Il tema centrale del film da come si evince già nei primi minuti è il rapporto controverso di un ragazzo, che l’autore non dipinge mai né come un caso limite né come una vittima, ma piuttosto come un normale adolescente un po’ ribelle col suo mondo circostante, con i suoi genitori in particolare. La vita di Antoine all’interno delle mura domestiche è resa mirabilmente nel suo primo interfacciarsi con la famiglia, trattato quasi alla stregua di un cameriere da parte di sua madre senza che lei si interessi minimamente alla sua vita.
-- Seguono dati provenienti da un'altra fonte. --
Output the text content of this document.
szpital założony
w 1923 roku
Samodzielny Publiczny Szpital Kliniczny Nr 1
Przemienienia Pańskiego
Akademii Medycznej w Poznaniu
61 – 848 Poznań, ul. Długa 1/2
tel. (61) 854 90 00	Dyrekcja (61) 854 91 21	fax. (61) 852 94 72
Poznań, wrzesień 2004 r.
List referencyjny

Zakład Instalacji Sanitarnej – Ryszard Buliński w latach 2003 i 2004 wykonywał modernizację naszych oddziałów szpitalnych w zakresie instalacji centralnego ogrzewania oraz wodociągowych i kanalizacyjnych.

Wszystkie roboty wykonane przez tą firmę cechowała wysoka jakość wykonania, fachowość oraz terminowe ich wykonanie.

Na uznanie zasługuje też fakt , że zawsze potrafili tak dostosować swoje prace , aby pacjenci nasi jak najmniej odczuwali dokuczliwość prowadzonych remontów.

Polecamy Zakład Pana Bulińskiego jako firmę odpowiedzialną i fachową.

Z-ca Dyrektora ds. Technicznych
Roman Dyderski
Il fatto che non possieda né una camera da letto e né delle lenzuola rispecchia l’attenzione che i suoi familiari nutrono nei suoi confronti.
Le istituzioni pubbliche, come la scuola, sono dedite unicamente alla formazione del cittadino medio francese e poco importa se un ragazzo difficile come Antoine in realtà sia estremamente intelligente. In mezzo a tutta questa chiusura non gli resta che rifugiarsi nella lettura di Balzac e nelle ragazzate compiute col suo migliore amico René.
In quest’opera Truffaut traccia un ritratto sconfortante della società francese in ripresa a quattordici anni dalla fine della guerra, in cui gli adulti sembrano consacrati unicamente ai loro stessi bisogni e il dialogo tra giovani ed istituzioni sembra pressoché impossibile (incomunicabilità che di lì a poco sarebbe sfociata nel Sessantotto parigino), apparendo come severe ed intolleranti anche laddove non ci sarebbe bisogno. Non a caso Antoine non si apre mai con gli adulti perché crede di trovare nell’amicizia con René tutto ciò di cui ha bisogno in quel momento.
Un cinema nuovo di derivazione neorealista
I quattrocento colpi è di una bellezza visiva innegabile, a partire dai titoli di testa sui tetti parigini. Già dai primi minuti si avverte la grande lezione del cinema neorealista italiano, in particolare di Roberto Rossellini di cui Truffaut era grande estimatore, riprendendo la poetica del pedinamento, ovvero quello sguardo oggettivo sulla realtà teorizzato da Cesare Zavattini che offre la possibilità di cogliere con la macchina da presa la vera realtà quotidiana e gli elementi più genuini del comportamento umano in particolari condizioni ambientali e sociali.
Come Rossellini ha pedinato i bambini nell’immediato dopoguerra rivelandone le loro reali condizioni in film come Germania anno zero del 1948 e Sciuscià del 1946, così Truffaut grazie al suo sguardo oggettivo riesce a cogliere la naturalezza degli sguardi di Doinel fino a farci percepire le sue reali emozioni durante la sequenza finale della fuga verso il mare. Per capire l’oggettività registica de I quattrocento colpi bisogna far riferimento ad una scena in particolare, ovvero quella dell’interrogatorio di Antoine.
Nella suddetta scena Truffaut ricorse all’improvvisazione; Jean Pierre Léaud non era preparato sulle domande che gli sarebbero state poste innescando così un forte senso di incertezza, spontaneità e umorismo,
anche di fronte a domande piuttosto brutali e poco consone ad un dodicenne. Lo sfondo bianco e nero risalta la figura di Antoine durante la sua confessione e la voce fuori campo della donna diventa il simbolo del mondo ostile degli adulti.
Oggi I quattrocento colpi continua ad essere uno degli esordi più clamorosi della storia del cinema. Esso col tempo ha assunto sempre di più valenza simbolica di François Truffaut e dei registi della Nouvelle Vague che si ribellano alle regole del cinema classico, il cinema “adulto”. Per questo motivo esso è e continua ad essere un film profondamente generazionale a 360 gradi non solo per i ragazzi ma per tutti coloro che, anche da grandi, non hanno mai dimenticato cosa significa essere dei giovani ribelli come Antoine Doinel.